A recent version of Mumbrella’s Campaign Review on the Mumbrellacast saw Innocean’s Wez Hawes and 72andSunny’s Andy Flemming praise the agency’s recent work for Belong.

The thing about being an indie, is you can make these choices of quality over quantity, he says. Will that ever change? “Never, ever for sale.”

“I’m 38, and my idea is that I retire in my late 60s, and I’m really excited about doing this until then.”

“A lot of people might look at that and go, that’s not particularly ambitious, but I guess one of the main reasons for opening this company was I love the work and I love being close to the work.”

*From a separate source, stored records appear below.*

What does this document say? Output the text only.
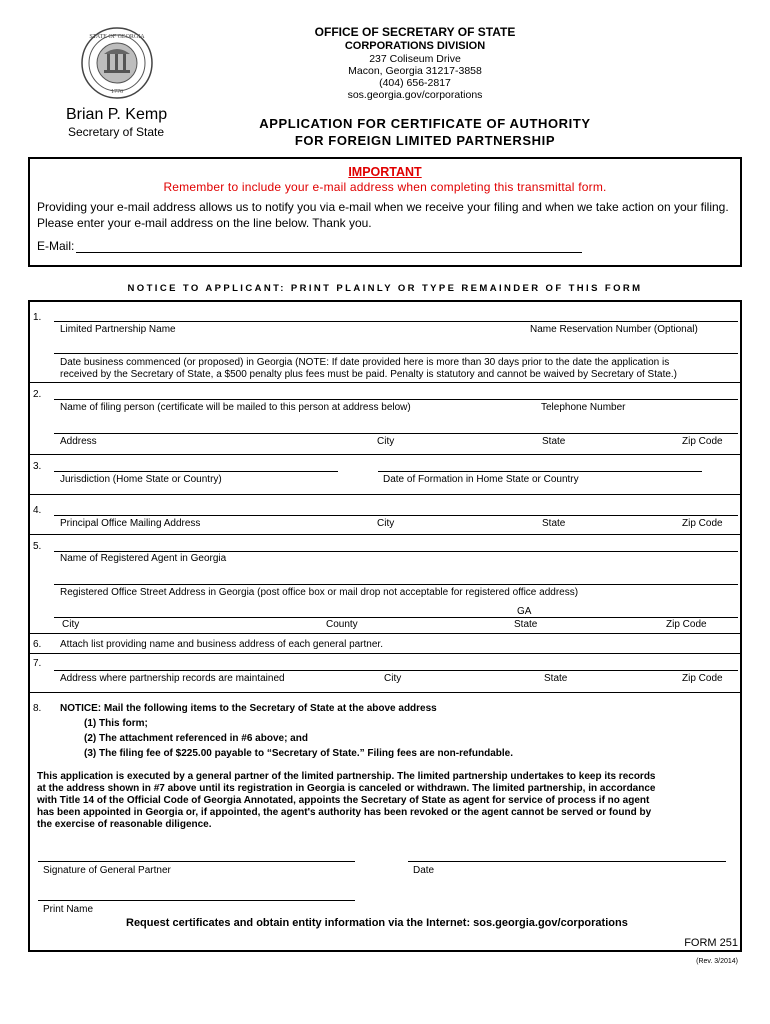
STATE OF GEORGIA
1776
Brian P. Kemp
Secretary of State
OFFICE OF SECRETARY OF STATE
CORPORATIONS DIVISION
237 Coliseum Drive
Macon, Georgia 31217-3858
(404) 656-2817
sos.georgia.gov/corporations
APPLICATION FOR CERTIFICATE OF AUTHORITY
FOR FOREIGN LIMITED PARTNERSHIP
IMPORTANT
Remember to include your e-mail address when completing this transmittal form.
Providing your e-mail address allows us to notify you via e-mail when we receive your filing and when we take action on your filing. Please enter your e-mail address on the line below. Thank you.
E-Mail:
NOTICE TO APPLICANT: PRINT PLAINLY OR TYPE REMAINDER OF THIS FORM
1.
Limited Partnership Name	Name Reservation Number (Optional)
Date business commenced (or proposed) in Georgia (NOTE: If date provided here is more than 30 days prior to the date the application is
received by the Secretary of State, a $500 penalty plus fees must be paid. Penalty is statutory and cannot be waived by Secretary of State.)
2.
Name of filing person (certificate will be mailed to this person at address below)	Telephone Number
Address	City	State	Zip Code
3.
Jurisdiction (Home State or Country)	Date of Formation in Home State or Country
4.
Principal Office Mailing Address	City	State	Zip Code
5.
Name of Registered Agent in Georgia
Registered Office Street Address in Georgia (post office box or mail drop not acceptable for registered office address)
GA
City	County	State	Zip Code
6. Attach list providing name and business address of each general partner.
7.
Address where partnership records are maintained	City	State	Zip Code
8. NOTICE: Mail the following items to the Secretary of State at the above address
(1) This form;
(2) The attachment referenced in #6 above; and
(3) The filing fee of $225.00 payable to “Secretary of State.” Filing fees are non-refundable.
This application is executed by a general partner of the limited partnership. The limited partnership undertakes to keep its records
at the address shown in #7 above until its registration in Georgia is canceled or withdrawn. The limited partnership, in accordance
with Title 14 of the Official Code of Georgia Annotated, appoints the Secretary of State as agent for service of process if no agent
has been appointed in Georgia or, if appointed, the agent's authority has been revoked or the agent cannot be served or found by
the exercise of reasonable diligence.
Signature of General Partner	Date
Print Name
Request certificates and obtain entity information via the Internet: sos.georgia.gov/corporations
FORM 251
(Rev. 3/2014)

H+C’s first work for Belong

“The plan for this agency is to be here in three decades, and not have lost what we’ve created.”

Howatson says some of Australia’s family-owned businesses from the ‘glory era’ of advertising, and those that shaped culture and the narrative of what it meant to live in Australia in the 80s, 90s and early 2000s are now largely owned internationally, “but I think there’s something special about retaining a sense of Australian ownership in an agency, and in businesses that are creating Australian culture”.

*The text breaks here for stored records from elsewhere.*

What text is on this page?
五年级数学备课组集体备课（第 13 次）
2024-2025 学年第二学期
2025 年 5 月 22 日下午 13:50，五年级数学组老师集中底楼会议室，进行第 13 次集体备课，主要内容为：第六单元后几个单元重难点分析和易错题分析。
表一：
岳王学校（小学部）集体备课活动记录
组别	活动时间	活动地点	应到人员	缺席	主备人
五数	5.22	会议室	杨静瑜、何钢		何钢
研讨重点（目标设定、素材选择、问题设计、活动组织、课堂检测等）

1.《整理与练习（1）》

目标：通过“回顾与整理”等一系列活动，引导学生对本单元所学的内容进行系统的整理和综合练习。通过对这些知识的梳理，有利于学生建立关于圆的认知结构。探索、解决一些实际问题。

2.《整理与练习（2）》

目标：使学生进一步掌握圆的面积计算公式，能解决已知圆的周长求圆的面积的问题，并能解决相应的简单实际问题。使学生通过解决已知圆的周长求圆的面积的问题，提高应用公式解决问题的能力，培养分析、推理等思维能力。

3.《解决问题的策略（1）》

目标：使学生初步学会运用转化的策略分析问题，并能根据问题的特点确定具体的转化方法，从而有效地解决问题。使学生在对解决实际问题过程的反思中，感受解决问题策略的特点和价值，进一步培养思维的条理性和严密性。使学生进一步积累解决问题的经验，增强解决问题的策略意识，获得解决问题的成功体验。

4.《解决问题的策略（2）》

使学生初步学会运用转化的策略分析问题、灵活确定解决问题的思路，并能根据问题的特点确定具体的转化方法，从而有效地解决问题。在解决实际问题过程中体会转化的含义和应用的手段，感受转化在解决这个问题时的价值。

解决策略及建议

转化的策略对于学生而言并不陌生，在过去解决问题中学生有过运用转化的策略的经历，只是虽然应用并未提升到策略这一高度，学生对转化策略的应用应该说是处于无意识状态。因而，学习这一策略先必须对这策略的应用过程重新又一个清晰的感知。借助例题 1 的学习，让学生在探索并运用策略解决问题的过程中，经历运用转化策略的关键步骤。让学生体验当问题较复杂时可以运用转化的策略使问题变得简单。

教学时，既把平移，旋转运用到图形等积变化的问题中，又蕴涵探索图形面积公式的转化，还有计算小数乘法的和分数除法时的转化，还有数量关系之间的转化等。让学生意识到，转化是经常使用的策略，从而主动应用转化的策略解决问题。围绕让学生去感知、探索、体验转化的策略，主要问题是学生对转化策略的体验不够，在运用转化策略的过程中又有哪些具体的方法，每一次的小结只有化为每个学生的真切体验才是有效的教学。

The role of the agency is a lot more complicated than it was at that time though.

“The media is fragmented. But we’re also a bigger, more expensive, and more inclusive culture than before.”

Ads are no longer about just drinking beer with the boys, or having a barbeque he says, “those were sort of culturally exclusive narratives”.

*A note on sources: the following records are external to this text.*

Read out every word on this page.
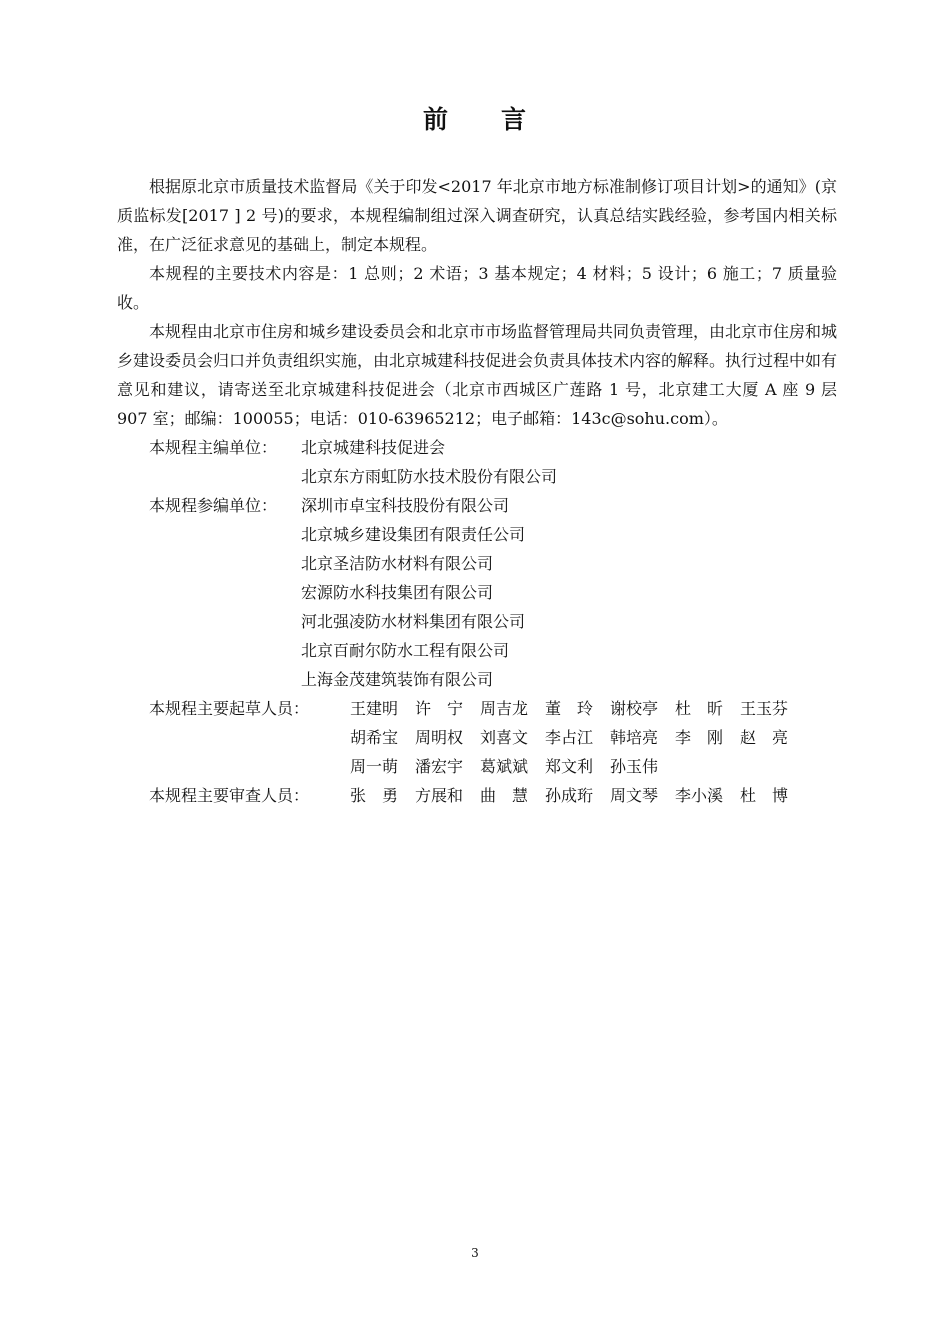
前 言

根据原北京市质量技术监督局《关于印发<2017 年北京市地方标准制修订项目计划>的通知》(京质监标发[2017 ] 2 号)的要求，本规程编制组过深入调查研究，认真总结实践经验，参考国内相关标准，在广泛征求意见的基础上，制定本规程。

本规程的主要技术内容是：1 总则；2 术语；3 基本规定；4 材料；5 设计；6 施工；7 质量验收。

本规程由北京市住房和城乡建设委员会和北京市市场监督管理局共同负责管理，由北京市住房和城乡建设委员会归口并负责组织实施，由北京城建科技促进会负责具体技术内容的解释。执行过程中如有意见和建议，请寄送至北京城建科技促进会（北京市西城区广莲路 1 号，北京建工大厦 A 座 9 层 907 室；邮编：100055；电话：010-63965212；电子邮箱：143c@sohu.com）。

本规程主编单位：	北京城建科技促进会
北京东方雨虹防水技术股份有限公司
本规程参编单位：	深圳市卓宝科技股份有限公司
北京城乡建设集团有限责任公司
北京圣洁防水材料有限公司
宏源防水科技集团有限公司
河北强凌防水材料集团有限公司
北京百耐尔防水工程有限公司
上海金茂建筑装饰有限公司
本规程主要起草人员：	王建明	许　宁	周吉龙	董　玲	谢校亭	杜　昕	王玉芬
胡希宝	周明权	刘喜文	李占江	韩培亮	李　刚	赵　亮
周一萌	潘宏宇	葛斌斌	郑文利	孙玉伟
本规程主要审查人员：	张　勇	方展和	曲　慧	孙成珩	周文琴	李小溪	杜　博
3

“I think the challenge for advertising is to create meaningful ads around what it means to be Australian without just doing a montage of what a whole of different people look like. It’s finding the new rituals and the new codes that define our inclusive society, rather than just having a mirror in the ad to show all the different people.”

High-performance culture

The agency works on an ‘in-person culture’, but has no set hybrid working policy. Howatson says there is a high-performance culture at the agency.

High performance doesn’t just mean “lots of work”, he says, which can often be the inherent bias in a statement like that.

“We’re not a weekend or late-night agency”, which he again says comes down to its focus on quality.

Matilda Bay’s ‘Rejected Ales’

“We won’t take on a pitch if we don’t have the capacity to take it on, if people have to do late nights or weekends, we just won’t do it. All of that stuff has to happen within the workday. That is the real challenge though, I would put out to people, that high performance doesn’t mean you have to spend a lot of time at your desk.

“When we said we don’t have a flexibility policy, it’s quite deliberate. I’m hearing from a lot of people now that the flexibility policy for their workplace is three days in the office, and two days at home. That’s not a flexibility policy. That’s saying that you can work from home two days, but you have to be in the office for three days. It’s not flexible.”

This plays into the agency’s operating model, which it calls intersectional creativity.

“Essentially we have six capability practices – Brand, Experience, Technology, Data, Media, Influence – it’s the interconnection of these practices which creates impact on the consumer and growth for our clients. Hegerty once said advertising is 80% idea, 80% execution. We’ve hacked that somewhat to suggest effective communications is 80% idea, 80% craft, 80% orchestration. It’s an acknowledgment that how and where the idea lives in the world, is often as influential as the idea itself.

Just over two years in, he says there are a number of other avenues by which the agency is forging its own path. Those include taking a stake in two businesses, Inkl and Fetch; having no house style; being Climate Active Carbon Neutral certified; and investing 5% of the company’s total revenue on training and development.

With a clear focus and structures in place, only time will tell if Howatson+Company can deliver on its promises.